L’intégrale des œuvres de Guillaume Lekeu a été enregistrée chez Ricercar. Pour une première approche, je conseille vivement l’excellent disque de musique de chambre édité par Harmonia Mundi (901455). On y trouve le quatuor avec piano, son chef-d’œuvre, ainsi que trois mélodies et plusieurs œuvres diverses très représentatives de l’évolution du style de Lekeu. L’un de mes plus beaux disques !

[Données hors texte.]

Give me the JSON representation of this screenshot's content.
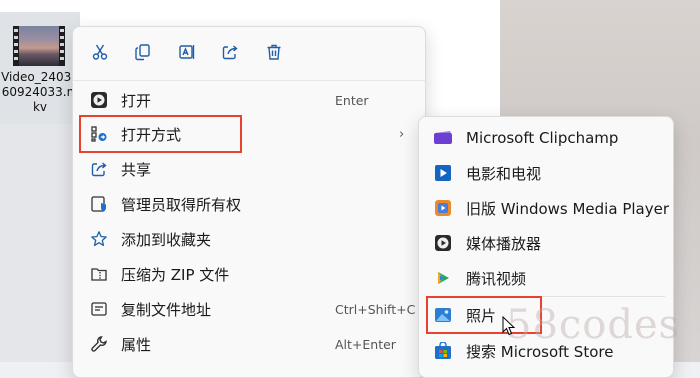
{
  "file": {
    "name": "Video_2403260924033.mkv"
  },
  "toolbar": {
    "buttons": [
      {
        "icon": "cut-icon"
      },
      {
        "icon": "copy-icon"
      },
      {
        "icon": "rename-icon"
      },
      {
        "icon": "share-icon"
      },
      {
        "icon": "delete-icon"
      }
    ]
  },
  "menu": {
    "items": [
      {
        "label": "打开",
        "shortcut": "Enter",
        "icon": "media-play-icon"
      },
      {
        "label": "打开方式",
        "shortcut": "",
        "icon": "open-with-icon",
        "has_submenu": true,
        "highlighted": true
      },
      {
        "label": "共享",
        "shortcut": "",
        "icon": "share-icon"
      },
      {
        "label": "管理员取得所有权",
        "shortcut": "",
        "icon": "admin-ownership-icon"
      },
      {
        "label": "添加到收藏夹",
        "shortcut": "",
        "icon": "star-icon"
      },
      {
        "label": "压缩为 ZIP 文件",
        "shortcut": "",
        "icon": "zip-icon"
      },
      {
        "label": "复制文件地址",
        "shortcut": "Ctrl+Shift+C",
        "icon": "copy-path-icon"
      },
      {
        "label": "属性",
        "shortcut": "Alt+Enter",
        "icon": "wrench-icon"
      }
    ]
  },
  "submenu": {
    "items": [
      {
        "label": "Microsoft Clipchamp",
        "icon": "clipchamp-icon"
      },
      {
        "label": "电影和电视",
        "icon": "movies-tv-icon"
      },
      {
        "label": "旧版 Windows Media Player",
        "icon": "legacy-media-player-icon"
      },
      {
        "label": "媒体播放器",
        "icon": "media-player-icon"
      },
      {
        "label": "腾讯视频",
        "icon": "tencent-video-icon"
      },
      {
        "label": "照片",
        "icon": "photos-icon",
        "highlighted": true
      },
      {
        "label": "搜索 Microsoft Store",
        "icon": "store-icon"
      }
    ]
  },
  "watermark": "58codes",
  "colors": {
    "highlight_border": "#e8412d",
    "menu_bg": "#f9f9f9"
  }
}
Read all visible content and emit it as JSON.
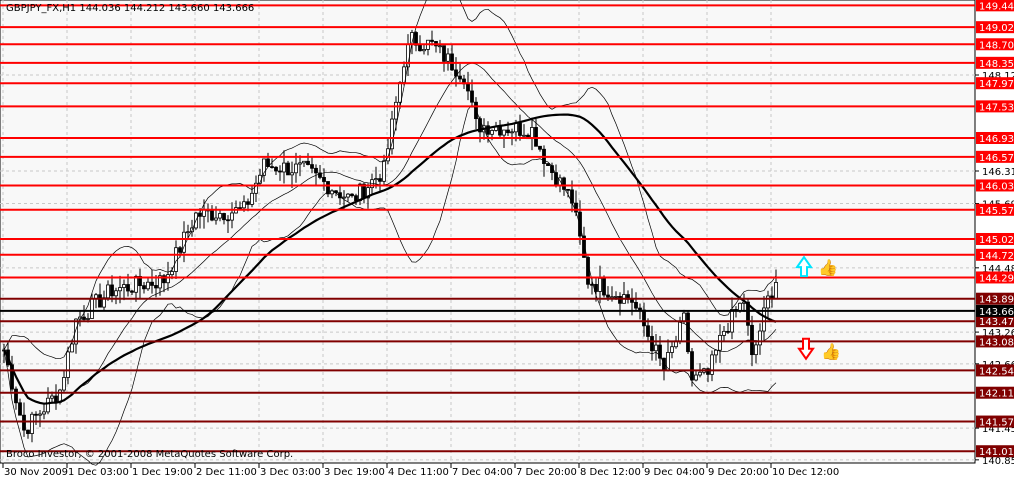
{
  "header": {
    "title": "GBPJPY_FX,H1  144.036 144.212 143.660 143.666"
  },
  "footer": {
    "copyright": "Broco Investor, © 2001-2008 MetaQuotes Software Corp."
  },
  "colors": {
    "background": "#f8f8f8",
    "resistance": "#ff0000",
    "support": "#800000",
    "current": "#000000",
    "up_arrow": "#00e5ff",
    "down_arrow": "#ff0000"
  },
  "chart_data": {
    "type": "candlestick",
    "symbol": "GBPJPY_FX",
    "timeframe": "H1",
    "ohlc_last": {
      "open": 144.036,
      "high": 144.212,
      "low": 143.66,
      "close": 143.666
    },
    "ylim": [
      140.85,
      149.48
    ],
    "bars": 194,
    "close_keypoints": [
      [
        0,
        142.93
      ],
      [
        5,
        141.41
      ],
      [
        14,
        142.17
      ],
      [
        18,
        143.49
      ],
      [
        27,
        144.06
      ],
      [
        40,
        144.25
      ],
      [
        48,
        145.48
      ],
      [
        60,
        145.57
      ],
      [
        65,
        146.42
      ],
      [
        75,
        146.33
      ],
      [
        87,
        145.76
      ],
      [
        95,
        146.33
      ],
      [
        100,
        148.41
      ],
      [
        102,
        148.79
      ],
      [
        107,
        148.69
      ],
      [
        115,
        148.125
      ],
      [
        118,
        147.18
      ],
      [
        132,
        147.09
      ],
      [
        136,
        146.42
      ],
      [
        142,
        145.76
      ],
      [
        146,
        144.25
      ],
      [
        157,
        143.87
      ],
      [
        165,
        142.55
      ],
      [
        170,
        143.49
      ],
      [
        172,
        142.36
      ],
      [
        176,
        142.45
      ],
      [
        180,
        143.3
      ],
      [
        185,
        143.87
      ],
      [
        187,
        142.74
      ],
      [
        191,
        143.87
      ],
      [
        193,
        144.25
      ],
      [
        194,
        143.67
      ]
    ],
    "x_tick_labels": [
      "30 Nov 2009",
      "1 Dec 03:00",
      "1 Dec 19:00",
      "2 Dec 11:00",
      "3 Dec 03:00",
      "3 Dec 19:00",
      "4 Dec 11:00",
      "7 Dec 04:00",
      "7 Dec 20:00",
      "8 Dec 12:00",
      "9 Dec 04:00",
      "9 Dec 20:00",
      "10 Dec 12:00"
    ],
    "bars_per_tick": 16,
    "y_tick_labels": [
      "148.125",
      "146.310",
      "145.695",
      "144.480",
      "143.265",
      "142.665",
      "141.450",
      "140.850"
    ],
    "resistance_levels": [
      "149.442",
      "149.029",
      "148.706",
      "148.355",
      "147.970",
      "147.532",
      "146.934",
      "146.578",
      "146.037",
      "145.577",
      "145.025",
      "144.726",
      "144.298"
    ],
    "support_levels": [
      "143.896",
      "143.471",
      "143.089",
      "142.541",
      "142.119",
      "141.574",
      "141.013"
    ],
    "current_price": "143.666",
    "indicators": [
      "Bollinger Bands (20, 2)",
      "Moving Average (50)"
    ],
    "annotations": [
      {
        "type": "arrow-up",
        "near_price": 144.5
      },
      {
        "type": "arrow-down",
        "near_price": 142.9
      }
    ]
  }
}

Albéric Magnard (1865-1914)

 Voilà un compositeur étrange et authentique qui ne laisse à la postérité que 21 œuvres, mais quelles œuvres ! Né à Paris en 1865, licencié en droit, il n’entre au Conservatoire qu’à l’âge de 21 dans les classes de Dubois (harmonie) et Massenet (composition). Mais son véritable maître reste Vincent d’Indy sous la surveillance duquel il compose sa première symphonie en 1890. C’est certes une œuvre de jeunesse, mais on y sent déjà toute la violence harmonique, le rythme instable, le souffle épique, et le lyrisme sensuel et aérien des œuvres futures. Avec sa deuxième symphonie (1893, revue en 1896) et sa troisième symphonie (1896), Magnard prend la véritable dimension de son art. Mais à partir de 1896, une surdité partielle le tient de plus en plus à l’écart de la vie parisienne et il se retire en solitaire dans sa petite maison de campagne de Baron-sur-Oise où il meurt en 1914. Comme Albéric Magnard refusait de se rendre à l’armée allemande, celle-ci brûla sa maison et ses habitants, dont le compositeur, réduisant en fumée par la même occasion de très nombreuses partitions inédites. Compositeur à mettre dans la lignée de Beethoven pour la noblesse, l’ampleur et la puissance expressive de sa musique, Magnard est un indépendant qui se réclamait de Rameau. Son chef-d’œuvre absolu reste sa somptueuse et géniale quatrième symphonie (1913) qui le place à côté des plus grands symphonistes de son époque (Mahler, de cinq ans son aîné, ou Sibélius, né la même année que lui). On lui doit aussi deux opéras magnifiques (Guercœur, Bérénice), un troisième opéra nous étant parvenue sans orchestration, et de la musique de chambre d’une haute intensité : une sonate pour violon et piano, un quatuor à cordes, un trio avec piano et surtout une sonate pour violoncelle et piano dont le mouvement funèbre est la digne réplique de l’émouvant mouvement lent de la sonate pour violoncelle de Vierne. Magnard est l’un des compositeurs français les plus attachants et les plus intéressants du début du siècle. Sa musique authentique, sincère, émouvante et d’une réelle beauté n’a malheureusement pas le rayonnement qu’elle mérite. Sa découverte s’impose à tous les mélomanes.